Dix-sept jours venteux, ensoleillés, bouillants et secs, avaient usé et brûlé les corps, réjoui les esprits. Après un mois de juin gris, pluvieux, un mois de juillet capricieux et désespérant, août offrait à ces marais ce pour quoi ils avaient été faits. S’activant autour des miroirs d’eau, cette galerie des glaces horizontale, paludiers et saisonniers alternent leur cueillette, faite de gestes amples et précis, avec une course trortée et périlleuse pour mener leur brouette le long de ces minces couloirs de vase sèche et gercée. Si certains rêveurs inconscients s’autorisent un coup d’oeil pour observer les essaims d’oiseaux survolant les plans d’eau ou leurs reflets glacés dans les étiers, les autres savent bien qu’au dix-septième jour une deuxième récolte est possible, probable. Ils ne regardent ni les oiseaux, ni leurs voisins, ils avaient eu juillet et juin pour cela. Ils auraient le reste de l’année pour lever la tête.

Au dix-septième jour, une parcelle de vingt-quatre œillets ne faisait l’objet d’aucune attention.

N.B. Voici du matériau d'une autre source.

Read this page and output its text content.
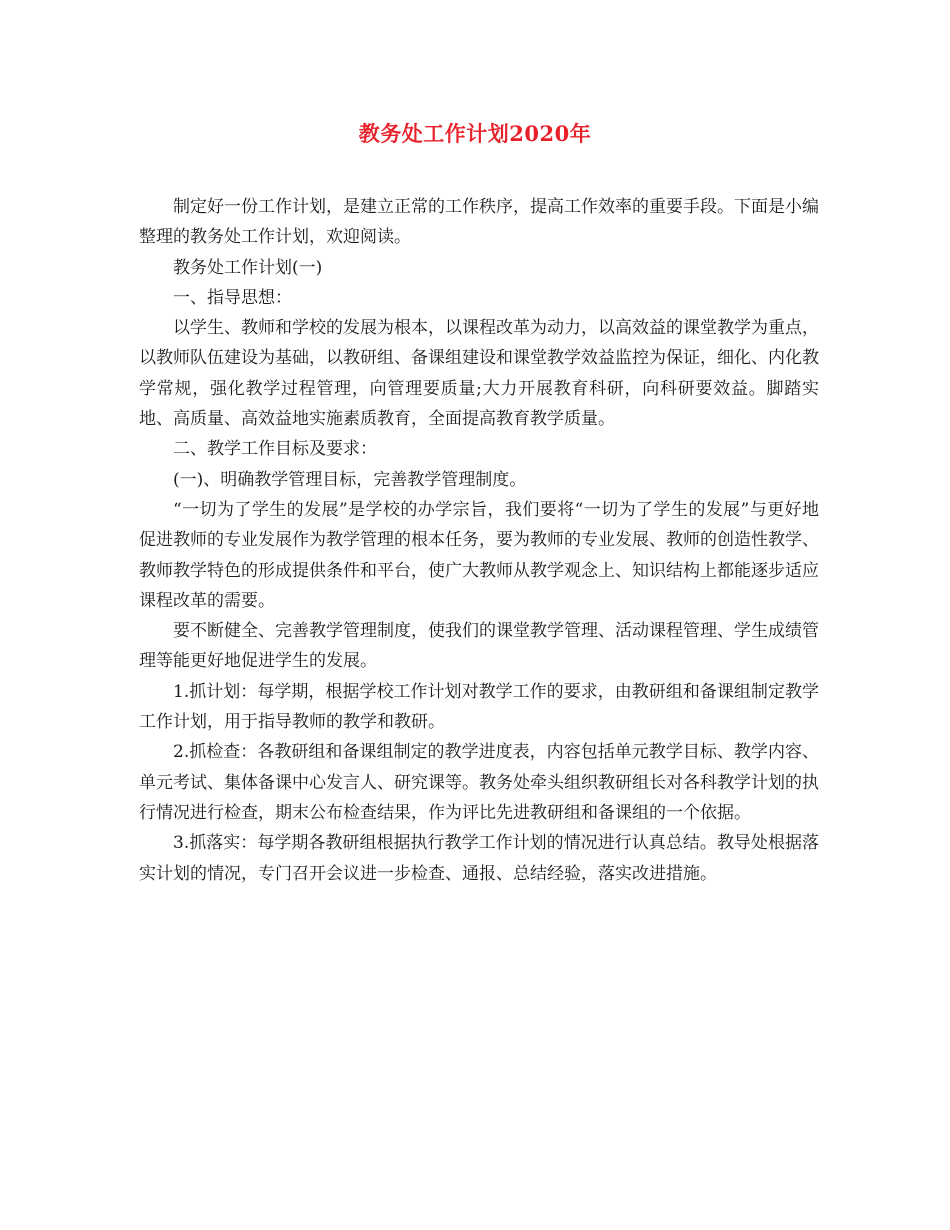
教务处工作计划2020年

制定好一份工作计划，是建立正常的工作秩序，提高工作效率的重要手段。下面是小编整理的教务处工作计划，欢迎阅读。

教务处工作计划(一)

一、指导思想：

以学生、教师和学校的发展为根本，以课程改革为动力，以高效益的课堂教学为重点，以教师队伍建设为基础，以教研组、备课组建设和课堂教学效益监控为保证，细化、内化教学常规，强化教学过程管理，向管理要质量;大力开展教育科研，向科研要效益。脚踏实地、高质量、高效益地实施素质教育，全面提高教育教学质量。

二、教学工作目标及要求：

(一)、明确教学管理目标，完善教学管理制度。

“一切为了学生的发展”是学校的办学宗旨，我们要将“一切为了学生的发展”与更好地促进教师的专业发展作为教学管理的根本任务，要为教师的专业发展、教师的创造性教学、教师教学特色的形成提供条件和平台，使广大教师从教学观念上、知识结构上都能逐步适应课程改革的需要。

要不断健全、完善教学管理制度，使我们的课堂教学管理、活动课程管理、学生成绩管理等能更好地促进学生的发展。

1.抓计划：每学期，根据学校工作计划对教学工作的要求，由教研组和备课组制定教学工作计划，用于指导教师的教学和教研。

2.抓检查：各教研组和备课组制定的教学进度表，内容包括单元教学目标、教学内容、单元考试、集体备课中心发言人、研究课等。教务处牵头组织教研组长对各科教学计划的执行情况进行检查，期末公布检查结果，作为评比先进教研组和备课组的一个依据。

3.抓落实：每学期各教研组根据执行教学工作计划的情况进行认真总结。教导处根据落实计划的情况，专门召开会议进一步检查、通报、总结经验，落实改进措施。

Au bout de l’impasse du marais au Roy, les marais qu’un talus pelé séparait du traict du Croisic avaient fait leur part de travail et attendaient que l’Homme honore la sienne. Mais l’Homme ne venait pas et le blanc rosi se couvrait de gris, le trésor s’encrassait. Au loin, les cloches du Croisic annonçaient dixbuit heures, six tintements lourds, chutant du clocher, roulant comme une escouade du temps qui presse sur le miel, cette langue sableuse désertée chaque jour par l’océan pour devenir une prairie d’algues lézardée de filets d’eau argentés, de monticules de sable humides et scintillants par endroits, secs et dorés pour les plus élevés. »

Extraits
« Avec une vivacité folle et des gestes précis, il ramenait le gros sel vers lui. Il s’étonnait d’être aussi efficace. Le meurtre qu’il avait presque commis, ou plus justement sa non exécution, lui donnait une énergie quasi surhumaine. Tandis qu’il évacuait sa tension par le travail de force, il prenait le temps entre chaque mouvement de regarder autour de lui. Il regardait le calme plus qu’il ne l’écoutait. Ce calme fait de plans d’eau lisses dépourvus de ridules malgré le vent puissant et chaud. Le vent haut. Le calme et sa géométrie paisible. Le calme de ces longues herbes inclinées, brouillonnes et emmêlées, qui dansaient silencieusement sur le remblais. Le calme de ces vols d’oiseaux au battement d’ailes muets. Jamais il n’avait trouvé ses marais aussi paisibles, aussi beaux. Puis, il lançait son las, ramenait en mouvements circulaires des ourlets de cristaux rosés qui se gonflaient et s’étoffaient en se rapprochant du bord. Il laissait derrière lui ces monticules de gros sel sécher et blanchir et s’attaquait méthodiquement à l’œillet suivant. Et ainsi de suite. Il accomplit ce matin-là avec plaisir, plus que d’habitude si tant est que ce soit possible, le travail qu’il s’était choisi. La première lotie achevée, il regarda sa montre. Non seulement il avait rattrapé son premier retard, ce retard traditionnel, ce retard rebelle qu’il mettait en scène pour en être son seul acteur et spectateur, mais il avait aussi comblé le second retard. L’imprévu de l’inconnu. » (p. 47)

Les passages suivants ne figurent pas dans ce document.